Der Name Theodo kann vom fränkischen Königsnamen Theudebert/-bald abgeleitet werden, unterstreicht also noch einmal die Königsnähe der bairischen Agilolfinger. Trotzdem wird er in fränkischen Quellen dieser Zeit kaum erwähnt. Gleichzeitig wissen wir z.B. aus der Emmeramsvita, dass Theodo daran ging, Bayern in Bistümer zu gliedern. Die Missionare und Wanderbischöfe Emmeram, Korbinan und Rupert waren zu Theodos Zeit in Bayern aktiv und gründeten die Bistümer Regensburg, Freising und Salzburg, also die für Altbayern wichtigen Bischofssitze. Salzburg war dabei das einzige neue Bistum auf norischem Grund; dass es ausgerechnet Salzburg war, das später zum Erzbistum erhoben werden sollte, könnte der bewussten Förderung des norischen Bistums geschuldet sein. Die Tatsache, dass Norikum damals von Slawen und Awaren verheert wurde, könnte verhindert haben, dass im ehemaligen baiuwarischen Kernland ebenfalls Bistümer eingerichtet wurden. In Linz oder Lauriacum/Lorch wären noch römerzeitliche Städte vorhanden gewesen, die die Einrichtung eines dortigen Bistums rechtfertigen hätten können, doch war die Lage an dieser nunmehrigen Außengrenze des Frankenreichs wohl doch zu unsicher. Die Gebiete wurden später von Passau und Salzburg aus erneut missioniert, sie waren also in der Zwischenzeit für Bayern verloren gegangen und mussten neu erobert werden.

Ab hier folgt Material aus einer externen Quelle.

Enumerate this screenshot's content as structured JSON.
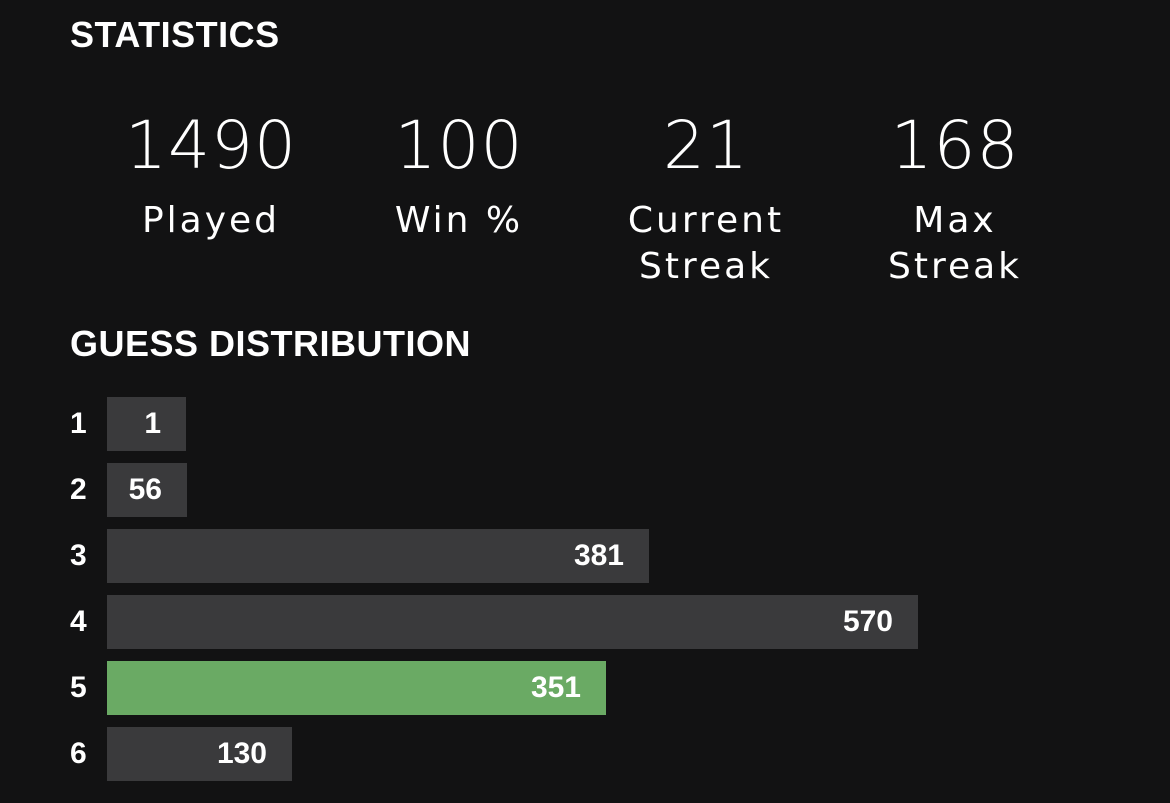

Außerdem wissen wir, dass Theodo vor seinem Tod noch eine Romreise angetreten hat. Der Sinn dieser Romreise könnte gewesen sein, dass Theodo seine Bistumsgliederung vom Papst absegnen lassen wollte – ein Maßnahme, die ihm noch mehr Eigenständigkeit vom Frankenkönig beschert hätte. Nachdem aber erst Herzog Odilo diese Anerkennung von Rom erlangte, war Theodo wohl nicht erfolgreich.

Aber es war dieser Theodo, der die Hauptstadt Bayerns nach Regensburg verlegte; zuvor war sie wohl in Augsburg, dem alten Herrschaftsmittelpunkt Raetiens, gewesen. Regensburg liegt aber ziemlich genau auf der Grenze zwischen Raetien und Norikum. Es könnte also Theodo gewesen sein, der die alte Spaltung in Raetien und Norikum aufgehoben hatte und so den Grundstein legte für eine vereinigtes, mächtigeres Bayern. Die faktische Loslösung Bayerns vom Frankenreich in der Folgezeit war also das Verdienst der Vorarbeiten Theodos.